= Interpersonal influence =

Interpersonal influence is a type of social influence which results from group members encouraging, or forcing, conformity while discouraging, and possibly punishing, nonconformity. It is one of three types of social influences that lead people to conform to the majority, or the group's norms. The other two types are influence are informational influence and normative influence.

The effects of interpersonal influence were well documented through Schachter's 1951, experiments involving three confederates in an all-male discussion group. One confederate was the deviant, who was assigned to always disagree with the majority; the next was the slider, who disagreed initially but was told to eventually conform; and the last was the mode, whose task was to consistently agree with the majority. Schachter was interested specifically in how the group would pressure the deviant to conform. He found that communication with the deviant increased steadily over the course of the discussion, but in more cohesive groups, the deviant became rejected.

There is also a difference between inclusive and exclusive reactions toward the dissenter and therefore different consequence. In an inclusive reaction, the majority and minority argue their opinions, but the minority is still considered to be part of the group. In contrast, in an exclusive reaction, communication diminishes, hostility increases, and the minority becomes rejected entirely. Studies have shown that the affective distress cause by such ostracism and rejection linger long after the event has occurred, and even if the rejected individual is later accepted back into the group.

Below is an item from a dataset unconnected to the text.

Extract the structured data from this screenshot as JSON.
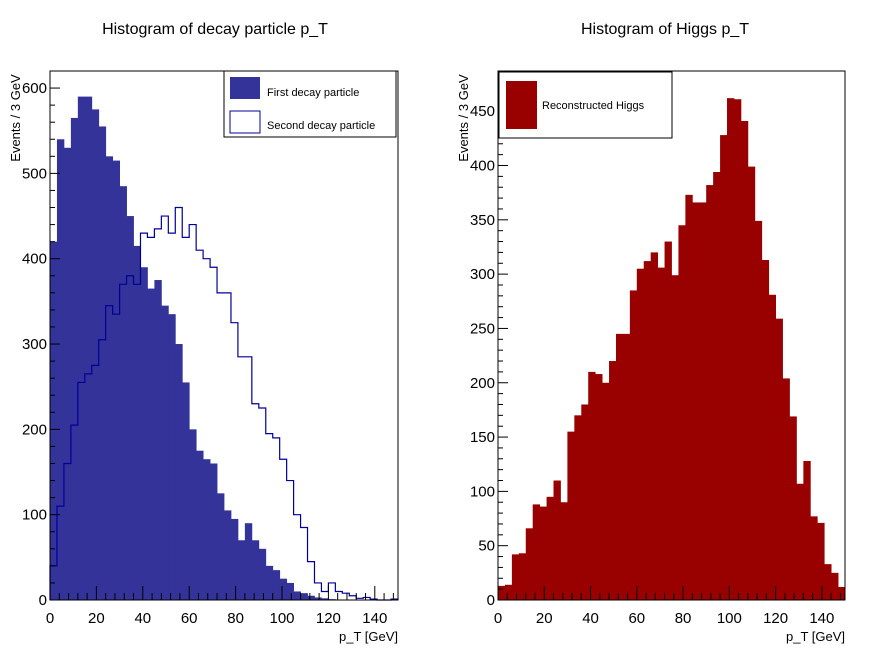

Interpersonal rejection is a consequence of interpersonal influence. For example, the deviant in this study was rated the lowest by fellow group members on likability and was assigned more menial tasks. Additionally, the slider was less well liked than the mode, despite listening to reason and shifting opinions. This shows that any amount of disagreement with a majority can lower one's chances of acceptance. Those with low self-esteem have been found to respond worse to rejection, likely due to self-blame attributions.

Black-sheep effect is another consequence of interpersonal influence, and occurs when group members who perform an offensive behavior are judged more harshly by their ingroup than an outgroup member who does the same.